The only status quo AI has disrupted is the idea that creative experiences are made richer if this interpretive process is also held by the artist. Perhaps the most noxious lie produced by modern society is the implication that art is primarily about being pretty, or complicated, or “accurate,” whatever that means. No. Art is about conversation, comparing your perspective with someone else’s. You can’t have a conversation (an inherently generative process) without someone to talk to. AI defines itself by removing human agency from a process where human agency is literally everything.

Let’s take a closer look, for example, at what I think is the most upsetting Mariana Contender:

Holy Christ, what an abomination.

You can see the logic here; it’s the only image is this slate that can be at all understood as creatively inspired. “Wouldn’t it be fun if the fireworks were reflected in cyber-Mariana’s awestruck eyes?” But because the image must also include “famous landmark” and “large golden ‘2025,’” and because this imposter needs to have an expression that says “VERY PARTY FUN” to make up for the clear lack of party surrounding her, the frame is way too wide. The only possible way the fireworks could read as fireworks in the eyes of this not-me is if this were a super-closeup, the eyes taking up most of the frame. But this is a level of creative intimacy Grok is incapable of intuiting. As it is, the jumbling of concepts makes the image read more like this poor woman who isn’t me has been colonized by some kind of manic digital body-snatcher who causes one’s eyes to turn into TV static. Maybe she’ll swallow me whole. Look at me. I am the Mariana now.

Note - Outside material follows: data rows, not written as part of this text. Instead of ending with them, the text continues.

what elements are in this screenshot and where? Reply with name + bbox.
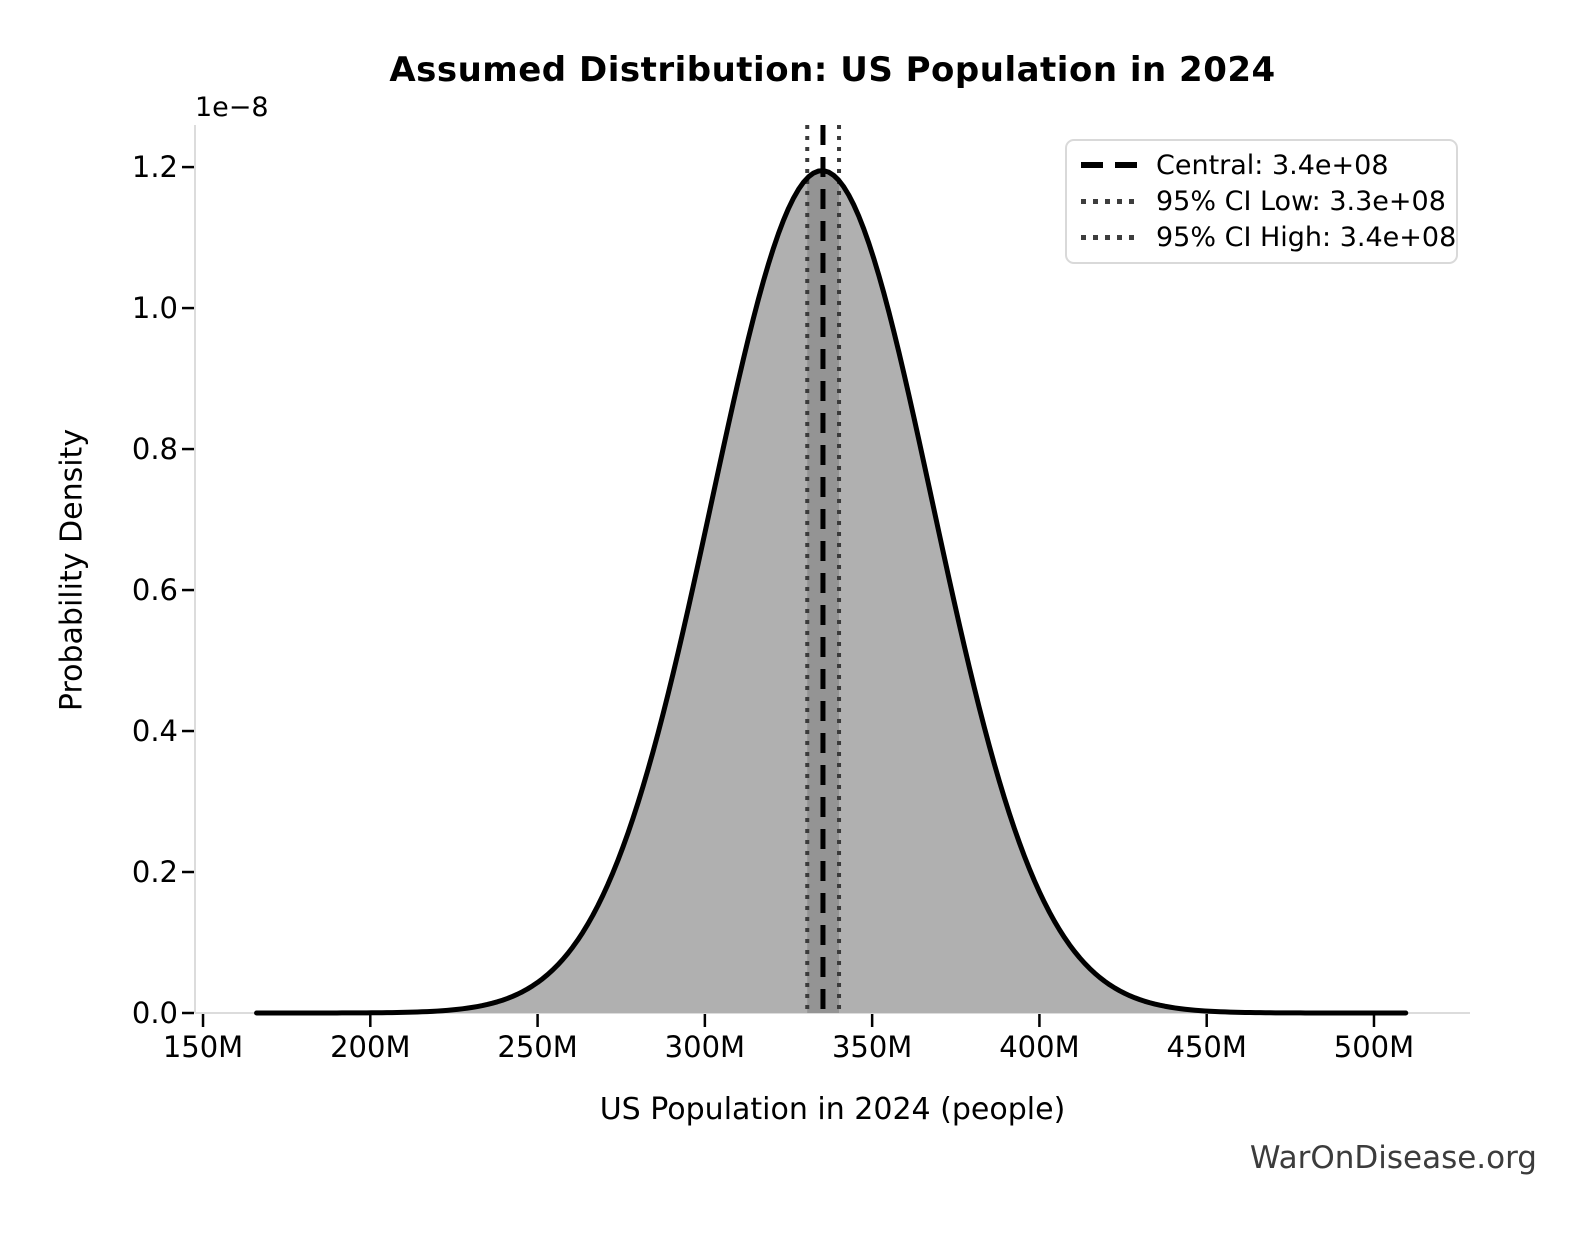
legend-label: 95% CI Low: 3.3e+08 bbox=[1156, 185, 1446, 217]
dotted-line-sample-icon bbox=[1081, 198, 1139, 204]
dotted-line-sample-icon bbox=[1081, 235, 1139, 241]
legend-item-central: Central: 3.4e+08 bbox=[1081, 150, 1446, 181]
x-tick-label: 300M bbox=[664, 1030, 746, 1064]
dashed-line-sample-icon bbox=[1081, 162, 1139, 169]
x-tick-label: 350M bbox=[831, 1030, 913, 1064]
legend-label: 95% CI High: 3.4e+08 bbox=[1156, 222, 1457, 254]
legend-item-ci-low: 95% CI Low: 3.3e+08 bbox=[1081, 186, 1446, 217]
legend-label: Central: 3.4e+08 bbox=[1156, 149, 1389, 181]
y-tick-label: 0.0 bbox=[131, 996, 178, 1030]
x-tick-label: 400M bbox=[999, 1030, 1080, 1064]
y-tick-label: 1.2 bbox=[131, 150, 178, 185]
y-axis-label: Probability Density bbox=[54, 428, 90, 712]
y-tick-label: 0.2 bbox=[131, 855, 178, 889]
x-tick-label: 500M bbox=[1333, 1030, 1415, 1064]
y-tick-label: 0.6 bbox=[131, 573, 178, 608]
x-tick-label: 200M bbox=[330, 1030, 411, 1064]
density-curve bbox=[254, 168, 1409, 1016]
y-tick-label: 0.8 bbox=[131, 432, 178, 467]
legend: Central: 3.4e+08 95% CI Low: 3.3e+08 95%… bbox=[1065, 139, 1458, 264]
x-axis-label: US Population in 2024 (people) bbox=[599, 1092, 1066, 1127]
x-tick-label: 450M bbox=[1166, 1030, 1247, 1064]
y-tick-label: 1.0 bbox=[131, 291, 178, 326]
watermark: WarOnDisease.org bbox=[1249, 1140, 1537, 1176]
y-tick-label: 0.4 bbox=[131, 714, 178, 749]
legend-item-ci-high: 95% CI High: 3.4e+08 bbox=[1081, 222, 1456, 253]
x-tick-label: 150M bbox=[162, 1030, 244, 1064]
x-tick-label: 250M bbox=[497, 1030, 578, 1064]
chart-title: Assumed Distribution: US Population in 2… bbox=[389, 50, 1276, 90]
y-axis-offset-label: 1e−8 bbox=[195, 92, 269, 123]
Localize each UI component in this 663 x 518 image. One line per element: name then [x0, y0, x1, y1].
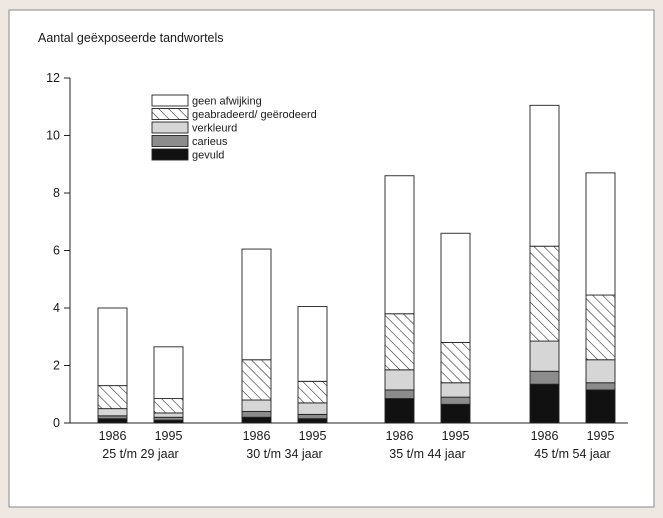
x-tick-label-year: 1995 [442, 429, 470, 443]
x-tick-label-year: 1995 [587, 429, 615, 443]
bar-segment-gevuld [97, 418, 128, 424]
bar-segment-geen-afwijking [97, 307, 128, 387]
bar-segment-geen-afwijking [153, 346, 184, 400]
x-group-label: 30 t/m 34 jaar [246, 447, 322, 461]
x-tick-label-year: 1986 [243, 429, 271, 443]
bar-segment-geen-afwijking [297, 306, 328, 382]
bar-segment-carieus [297, 413, 328, 420]
y-tick-label: 4 [53, 301, 60, 315]
bar-segment-gevuld [585, 389, 616, 424]
legend-swatch [151, 108, 189, 120]
x-group-label: 45 t/m 54 jaar [534, 447, 610, 461]
x-tick-label-year: 1995 [155, 429, 183, 443]
bar-segment-geen-afwijking [529, 104, 560, 247]
x-tick-label-year: 1986 [99, 429, 127, 443]
bar-segment-gevuld [297, 418, 328, 424]
bar-segment-verkleurd [529, 340, 560, 372]
bar-segment-verkleurd [153, 412, 184, 418]
legend-label: verkleurd [192, 123, 237, 135]
bar-segment-carieus [384, 389, 415, 400]
y-tick-label: 8 [53, 186, 60, 200]
bar-segment-verkleurd [297, 402, 328, 415]
y-tick-label: 10 [46, 129, 60, 143]
bar-segment-gevuld [440, 403, 471, 424]
bar-segment-geabradeerd-ge-rodeerd [585, 294, 616, 361]
x-tick-label-year: 1986 [386, 429, 414, 443]
legend-swatch [151, 94, 189, 107]
y-tick-label: 2 [53, 359, 60, 373]
bar-segment-geen-afwijking [384, 175, 415, 315]
bar-segment-geabradeerd-ge-rodeerd [384, 313, 415, 371]
bar-segment-geabradeerd-ge-rodeerd [153, 398, 184, 414]
bar-segment-verkleurd [384, 369, 415, 391]
bar-segment-geabradeerd-ge-rodeerd [97, 385, 128, 410]
legend-swatch [151, 135, 189, 147]
x-tick-label-year: 1995 [299, 429, 327, 443]
x-group-label: 25 t/m 29 jaar [102, 447, 178, 461]
bar-segment-geen-afwijking [241, 248, 272, 361]
x-group-label: 35 t/m 44 jaar [389, 447, 465, 461]
bar-segment-verkleurd [97, 408, 128, 417]
y-tick-label: 6 [53, 244, 60, 258]
x-tick-label-year: 1986 [531, 429, 559, 443]
bar-segment-geen-afwijking [585, 172, 616, 296]
y-tick-label: 0 [53, 416, 60, 430]
bar-segment-carieus [585, 382, 616, 391]
legend-label: gevuld [192, 150, 224, 162]
legend-swatch [151, 148, 189, 161]
bar-segment-geabradeerd-ge-rodeerd [529, 245, 560, 342]
bar-segment-carieus [440, 396, 471, 405]
bar-segment-geabradeerd-ge-rodeerd [440, 342, 471, 384]
bar-segment-carieus [529, 370, 560, 385]
bar-segment-gevuld [241, 416, 272, 424]
bar-segment-verkleurd [440, 382, 471, 398]
bars: 1986 1995 25 t/m 29 jaar 1986 1995 30 t/m 34 … [97, 104, 616, 461]
legend-label: geabradeerd/ geërodeerd [192, 109, 317, 121]
bar-segment-geabradeerd-ge-rodeerd [241, 359, 272, 401]
bar-segment-geabradeerd-ge-rodeerd [297, 380, 328, 404]
legend-label: geen afwijking [192, 96, 262, 108]
bar-segment-verkleurd [585, 359, 616, 384]
legend-swatch [151, 121, 189, 134]
bar-segment-gevuld [529, 383, 560, 424]
bar-segment-carieus [241, 411, 272, 418]
y-tick-label: 12 [46, 71, 60, 85]
y-axis-label: Aantal geëxposeerde tandwortels [38, 31, 224, 45]
bar-segment-geen-afwijking [440, 232, 471, 343]
bar-segment-gevuld [384, 398, 415, 424]
legend-label: carieus [192, 136, 228, 148]
bar-segment-verkleurd [241, 399, 272, 412]
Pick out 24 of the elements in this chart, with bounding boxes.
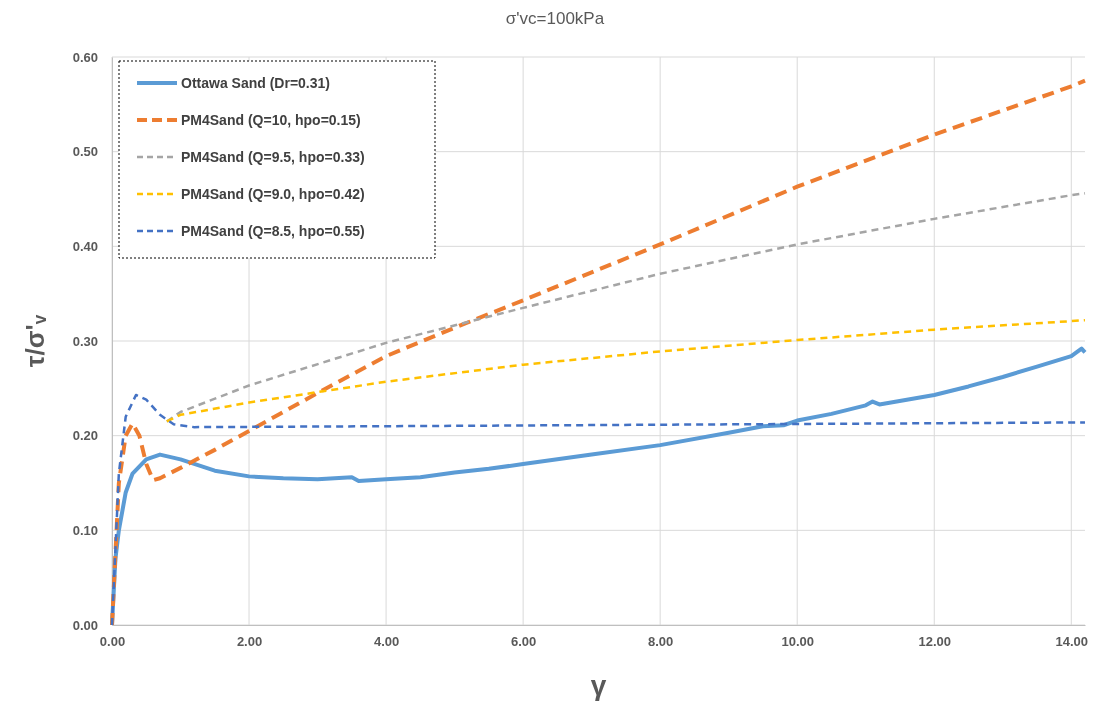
- x-tick-label: 8.00: [648, 634, 674, 650]
- legend-label: PM4Sand (Q=9.5, hpo=0.33): [181, 149, 365, 165]
- x-axis-title: γ: [590, 670, 607, 701]
- x-tick-label: 6.00: [510, 634, 537, 650]
- legend-label: PM4Sand (Q=8.5, hpo=0.55): [181, 223, 365, 239]
- y-tick-label: 0.10: [72, 522, 98, 538]
- x-tick-label: 4.00: [373, 634, 400, 650]
- y-tick-label: 0.50: [72, 144, 98, 160]
- x-tick-label: 10.00: [781, 634, 814, 650]
- y-tick-label: 0.60: [72, 49, 98, 65]
- legend-label: PM4Sand (Q=9.0, hpo=0.42): [181, 186, 365, 202]
- x-tick-label: 14.00: [1055, 634, 1089, 650]
- y-tick-label: 0.00: [72, 617, 98, 633]
- legend-label: Ottawa Sand (Dr=0.31): [181, 75, 330, 91]
- y-tick-label: 0.40: [72, 238, 98, 254]
- chart-title: σ'vc=100kPa: [505, 9, 605, 28]
- x-tick-label: 12.00: [918, 634, 952, 650]
- y-axis-title: τ/σ'ᵥ: [20, 314, 50, 368]
- x-tick-label: 2.00: [236, 634, 263, 650]
- y-tick-label: 0.30: [72, 333, 98, 349]
- x-tick-label: 0.00: [99, 634, 126, 650]
- legend-label: PM4Sand (Q=10, hpo=0.15): [181, 112, 361, 128]
- y-tick-label: 0.20: [72, 428, 98, 444]
- line-series: [165, 318, 1087, 423]
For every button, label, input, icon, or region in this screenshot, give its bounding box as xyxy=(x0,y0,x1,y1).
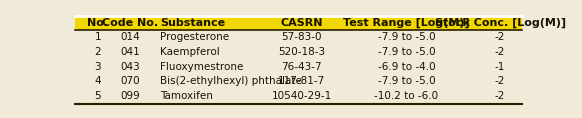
Text: 014: 014 xyxy=(120,32,140,42)
Text: -2: -2 xyxy=(495,76,505,86)
Text: Test Range [Log(M)]: Test Range [Log(M)] xyxy=(343,17,470,28)
Text: 2: 2 xyxy=(94,47,101,57)
Text: -7.9 to -5.0: -7.9 to -5.0 xyxy=(378,47,435,57)
Text: 10540-29-1: 10540-29-1 xyxy=(272,91,332,101)
Text: Code No.: Code No. xyxy=(102,18,158,28)
Text: 4: 4 xyxy=(94,76,101,86)
Text: -7.9 to -5.0: -7.9 to -5.0 xyxy=(378,32,435,42)
Text: -2: -2 xyxy=(495,91,505,101)
Text: 043: 043 xyxy=(120,62,140,72)
Text: -2: -2 xyxy=(495,47,505,57)
Text: No.: No. xyxy=(87,18,108,28)
Text: 5: 5 xyxy=(94,91,101,101)
Text: 1: 1 xyxy=(94,32,101,42)
Text: 117-81-7: 117-81-7 xyxy=(278,76,325,86)
Text: Bis(2-ethylhexyl) phthalate: Bis(2-ethylhexyl) phthalate xyxy=(160,76,302,86)
Text: 3: 3 xyxy=(94,62,101,72)
Text: 099: 099 xyxy=(120,91,140,101)
Text: Substance: Substance xyxy=(160,18,225,28)
Text: -2: -2 xyxy=(495,32,505,42)
Text: Kaempferol: Kaempferol xyxy=(160,47,220,57)
Text: Fluoxymestrone: Fluoxymestrone xyxy=(160,62,244,72)
Bar xyxy=(75,16,521,30)
Text: 520-18-3: 520-18-3 xyxy=(278,47,325,57)
Text: -6.9 to -4.0: -6.9 to -4.0 xyxy=(378,62,435,72)
Text: Stock Conc. [Log(M)]: Stock Conc. [Log(M)] xyxy=(435,17,566,28)
Text: 041: 041 xyxy=(120,47,140,57)
Text: Progesterone: Progesterone xyxy=(160,32,229,42)
Text: 070: 070 xyxy=(120,76,140,86)
Text: Tamoxifen: Tamoxifen xyxy=(160,91,213,101)
Text: -10.2 to -6.0: -10.2 to -6.0 xyxy=(374,91,439,101)
Text: -7.9 to -5.0: -7.9 to -5.0 xyxy=(378,76,435,86)
Text: -1: -1 xyxy=(495,62,505,72)
Text: 57-83-0: 57-83-0 xyxy=(282,32,322,42)
Text: 76-43-7: 76-43-7 xyxy=(281,62,322,72)
Text: CASRN: CASRN xyxy=(281,18,323,28)
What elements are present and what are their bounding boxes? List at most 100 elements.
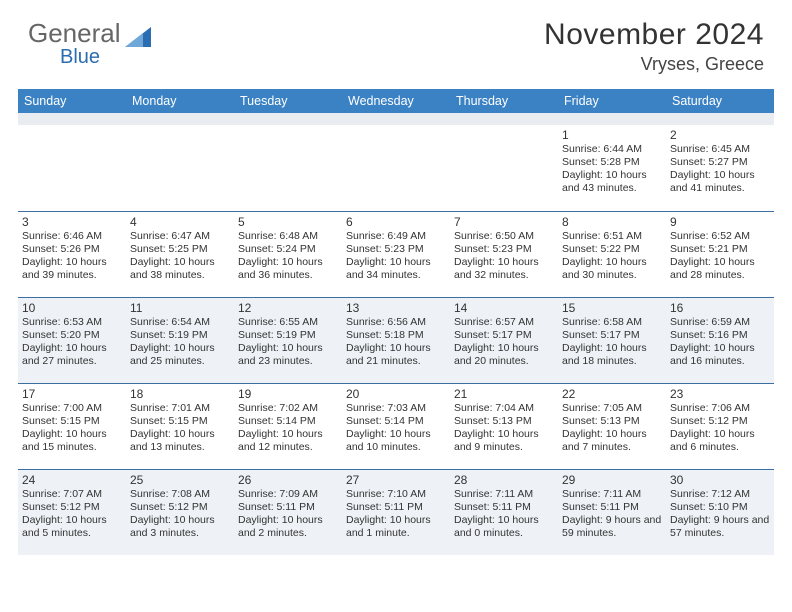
- day-number: 15: [562, 301, 662, 315]
- day-details: Sunrise: 6:48 AMSunset: 5:24 PMDaylight:…: [238, 230, 338, 283]
- daylight-text: Daylight: 10 hours and 43 minutes.: [562, 169, 662, 195]
- sunrise-text: Sunrise: 6:51 AM: [562, 230, 662, 243]
- day-details: Sunrise: 7:01 AMSunset: 5:15 PMDaylight:…: [130, 402, 230, 455]
- day-details: Sunrise: 6:44 AMSunset: 5:28 PMDaylight:…: [562, 143, 662, 196]
- day-details: Sunrise: 6:49 AMSunset: 5:23 PMDaylight:…: [346, 230, 446, 283]
- daylight-text: Daylight: 10 hours and 23 minutes.: [238, 342, 338, 368]
- day-cell: 6Sunrise: 6:49 AMSunset: 5:23 PMDaylight…: [342, 211, 450, 297]
- day-details: Sunrise: 7:00 AMSunset: 5:15 PMDaylight:…: [22, 402, 122, 455]
- day-details: Sunrise: 7:11 AMSunset: 5:11 PMDaylight:…: [454, 488, 554, 541]
- title-block: November 2024 Vryses, Greece: [544, 18, 764, 75]
- sunrise-text: Sunrise: 7:05 AM: [562, 402, 662, 415]
- day-cell: 25Sunrise: 7:08 AMSunset: 5:12 PMDayligh…: [126, 469, 234, 555]
- day-number: 10: [22, 301, 122, 315]
- daylight-text: Daylight: 10 hours and 41 minutes.: [670, 169, 770, 195]
- sunrise-text: Sunrise: 6:45 AM: [670, 143, 770, 156]
- sunrise-text: Sunrise: 7:11 AM: [454, 488, 554, 501]
- day-cell: [450, 125, 558, 211]
- daylight-text: Daylight: 10 hours and 34 minutes.: [346, 256, 446, 282]
- sunset-text: Sunset: 5:19 PM: [130, 329, 230, 342]
- sunset-text: Sunset: 5:17 PM: [454, 329, 554, 342]
- sunset-text: Sunset: 5:12 PM: [670, 415, 770, 428]
- sunrise-text: Sunrise: 7:08 AM: [130, 488, 230, 501]
- day-number: 14: [454, 301, 554, 315]
- day-details: Sunrise: 6:52 AMSunset: 5:21 PMDaylight:…: [670, 230, 770, 283]
- day-header-row: SundayMondayTuesdayWednesdayThursdayFrid…: [18, 89, 774, 113]
- daylight-text: Daylight: 10 hours and 21 minutes.: [346, 342, 446, 368]
- sunset-text: Sunset: 5:11 PM: [454, 501, 554, 514]
- sunrise-text: Sunrise: 7:02 AM: [238, 402, 338, 415]
- day-number: 2: [670, 128, 770, 142]
- sunrise-text: Sunrise: 6:58 AM: [562, 316, 662, 329]
- sunset-text: Sunset: 5:19 PM: [238, 329, 338, 342]
- day-cell: 4Sunrise: 6:47 AMSunset: 5:25 PMDaylight…: [126, 211, 234, 297]
- day-header: Saturday: [666, 89, 774, 113]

The hawkers of this machine want you to believe it’s a rare and delicate magic. It isn’t. It’s an expensive party trick. It’s David Blaine telling you your social security number with a bug in his ear. Behind the mystical incantation is a vast, elaborate, industrial mechanism belching smoke, willing to sacrifice anything to amuse you, dumping water into the desert and cancer into the sea all to make you clap your hands and gasp in delight. Do you feel loved?

My guess is you probably don’t. No healthy mind is very impressed with the kind of desperate adulation this kind of thing exists to provide. There’s always something a little creepy about a person who does nothing but agree with you.

LA is on fire. Meta has officially abandoned its frail attempts at content moderation. The US is closer to open war than we have been since 1940. 1940 was, by the way, the middle of the Golden Age of Hollywood, where honest attempts at artistry and beauty helped sustain a sense of purpose and hope in grim times. Today, the best our most powerful culture leaders can offer is ourselves, smoothed out and appended with what they consider the proper amount of astonishment at our increasingly unimpressive surroundings. We are being corrected for our pesky human tendency to stray from directive.

Happy New Year from me and my grinning homunculi.